How teams evaluate talent is a huge question this year. When dealing with these superstars who opted out, how do you pit one player who has an extra year of production against another who was spectacular last year but hasn’t been seen on a field since? Take Ja’marr Chase for example. A generational talent paired with ideal measurements and top technique led Chase to a record breaking 2019-20 season. He came out of the national championship with a trophy and a top three 2021 pick projection. He hasn’t been injured since then, and there’s no reason to believe he has regressed after sitting out his final season at LSU… right? 

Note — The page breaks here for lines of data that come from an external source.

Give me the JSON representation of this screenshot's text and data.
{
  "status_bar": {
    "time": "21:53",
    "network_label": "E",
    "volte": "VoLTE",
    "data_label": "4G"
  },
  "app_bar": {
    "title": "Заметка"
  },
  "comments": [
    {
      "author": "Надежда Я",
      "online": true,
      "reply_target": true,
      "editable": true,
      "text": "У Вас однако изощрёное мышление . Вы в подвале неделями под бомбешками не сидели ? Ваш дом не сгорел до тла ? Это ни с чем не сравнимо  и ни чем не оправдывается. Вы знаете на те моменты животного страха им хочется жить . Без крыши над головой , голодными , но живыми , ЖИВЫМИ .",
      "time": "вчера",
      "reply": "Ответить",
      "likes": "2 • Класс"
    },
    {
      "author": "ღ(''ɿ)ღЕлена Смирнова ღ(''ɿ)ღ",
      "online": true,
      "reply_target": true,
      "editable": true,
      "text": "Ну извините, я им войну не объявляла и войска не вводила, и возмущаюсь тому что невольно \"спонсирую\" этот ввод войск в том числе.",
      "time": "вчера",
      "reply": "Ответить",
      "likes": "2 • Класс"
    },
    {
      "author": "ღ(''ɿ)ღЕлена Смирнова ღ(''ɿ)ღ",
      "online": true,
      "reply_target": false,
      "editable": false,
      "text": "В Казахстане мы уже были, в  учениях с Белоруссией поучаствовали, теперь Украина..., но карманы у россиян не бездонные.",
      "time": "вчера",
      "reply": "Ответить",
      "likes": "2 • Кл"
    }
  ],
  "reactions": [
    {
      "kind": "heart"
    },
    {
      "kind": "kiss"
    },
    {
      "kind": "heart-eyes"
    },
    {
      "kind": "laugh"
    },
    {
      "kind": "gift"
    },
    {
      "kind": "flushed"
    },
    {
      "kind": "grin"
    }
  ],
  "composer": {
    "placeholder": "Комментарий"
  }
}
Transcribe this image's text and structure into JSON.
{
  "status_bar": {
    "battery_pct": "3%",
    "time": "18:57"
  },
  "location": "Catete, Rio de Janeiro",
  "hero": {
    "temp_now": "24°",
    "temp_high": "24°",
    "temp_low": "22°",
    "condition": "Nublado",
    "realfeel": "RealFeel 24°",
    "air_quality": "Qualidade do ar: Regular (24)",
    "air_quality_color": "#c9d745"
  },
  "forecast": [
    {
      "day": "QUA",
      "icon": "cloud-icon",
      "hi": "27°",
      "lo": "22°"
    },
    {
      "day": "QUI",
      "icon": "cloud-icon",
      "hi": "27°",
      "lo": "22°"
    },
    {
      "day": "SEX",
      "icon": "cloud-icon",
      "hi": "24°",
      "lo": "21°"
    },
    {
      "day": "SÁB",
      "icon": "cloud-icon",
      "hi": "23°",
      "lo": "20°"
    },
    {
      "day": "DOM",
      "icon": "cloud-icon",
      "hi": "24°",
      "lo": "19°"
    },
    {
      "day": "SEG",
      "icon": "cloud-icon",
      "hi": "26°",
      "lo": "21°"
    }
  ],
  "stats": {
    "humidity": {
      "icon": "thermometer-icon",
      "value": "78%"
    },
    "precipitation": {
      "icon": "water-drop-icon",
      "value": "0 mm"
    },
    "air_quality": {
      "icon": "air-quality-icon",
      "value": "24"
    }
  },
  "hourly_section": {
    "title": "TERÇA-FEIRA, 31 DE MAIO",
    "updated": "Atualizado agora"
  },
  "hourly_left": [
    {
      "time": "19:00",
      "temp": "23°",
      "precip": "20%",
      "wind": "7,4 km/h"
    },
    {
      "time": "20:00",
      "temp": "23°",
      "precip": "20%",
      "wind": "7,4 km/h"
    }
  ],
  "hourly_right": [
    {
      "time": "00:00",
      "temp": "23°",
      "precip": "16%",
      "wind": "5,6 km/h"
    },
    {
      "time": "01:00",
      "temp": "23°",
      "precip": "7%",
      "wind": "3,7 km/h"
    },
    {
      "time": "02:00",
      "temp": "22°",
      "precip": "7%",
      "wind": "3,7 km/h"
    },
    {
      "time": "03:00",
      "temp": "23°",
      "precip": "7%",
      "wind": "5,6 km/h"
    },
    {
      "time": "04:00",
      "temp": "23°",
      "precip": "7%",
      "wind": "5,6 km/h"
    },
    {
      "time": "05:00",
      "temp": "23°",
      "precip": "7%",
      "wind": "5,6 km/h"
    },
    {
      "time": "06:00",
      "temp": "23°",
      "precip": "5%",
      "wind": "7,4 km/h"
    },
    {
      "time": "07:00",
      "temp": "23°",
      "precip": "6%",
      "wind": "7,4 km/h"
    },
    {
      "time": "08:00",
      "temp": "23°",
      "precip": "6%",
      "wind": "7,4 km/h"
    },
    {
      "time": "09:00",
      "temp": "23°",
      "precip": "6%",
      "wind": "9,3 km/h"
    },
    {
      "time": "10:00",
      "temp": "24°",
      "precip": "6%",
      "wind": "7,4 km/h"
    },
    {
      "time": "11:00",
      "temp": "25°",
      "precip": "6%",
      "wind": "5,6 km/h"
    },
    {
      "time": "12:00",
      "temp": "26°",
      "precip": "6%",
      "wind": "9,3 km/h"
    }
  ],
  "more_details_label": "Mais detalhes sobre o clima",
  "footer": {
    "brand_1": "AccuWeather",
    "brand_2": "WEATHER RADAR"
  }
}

Well, then comes along the likes of Jaylen Waddle and Heisman winner Devonta Smith, who have excelled at Alabama the last couple of months and put themselves into the mix for best receiver. If you’re the Miami Dolphins at pick 3, starving for a big-time playmaker to give to Tua Tagovailoa, who do you pick? While Chase had an exceptional year last season and showed that he could be the next great receiver in the NFL, he is now entering the draft with one, yes only one, season of tape. Do you favor that one amazing season from Chase (in which he was catching passes from Joe Burrow), or several great, but short of insane years from the Bama duo? It’s a question no one can answer except for them.

There are so many examples of this dilemma, including the aforementioned rivalries between the top two corners and the 2nd, 3rd, and 4th best QBs. VTech’s Farley and Alabama’s Surtain both have immense promise and both had stellar 2019 seasons. But Farley opted out for this season and Surtain had a just OK year. Yet again, quite an impossible decision to make between the two for a defensive back needy team.

BYU’s Zach Wilson and Buckeye Justin Fields both played this past season, but due to COVID cases on the team and cancelled games, Fields only took snaps in eight regular season games. His stats are, however, objectively just a bit better than Wilson’s in terms of numbers per game. Is the small sample size the cause of this advantage, or is Fields truly the better player? Youngster Trey Lance out of ND State is in a similar position as Ja’marr Chase, as he too opted out of the past season and has only one season of tape. 

Evidently, there are so many things to consider here, and each team will see it differently. But as everyone knows, each pick has an effect on every single team down the board afterwards. This year, team’s big boards are going to vary significantly more than in past years, which will inevitably lead to a mind boggling catastrophe of a final draft result. (If you’re looking for a good brain teaser, I suggest ignoring the draft results of night one until it is over and then looking at it as a whole).

Then, of course, is the increased possibility of busts, which is just an entirely different world. Teams will reach for raw, unpolished prospects left and right. There is almost a guarantee that a fourth of the first ten picks will be busts. Some will get lucky and a star will drop right into their lap, and the not so lucky teams will be the ones letting them fall. Thus, the weirdest draft in history. And oh man are the fan reactions on Youtube going to be funny.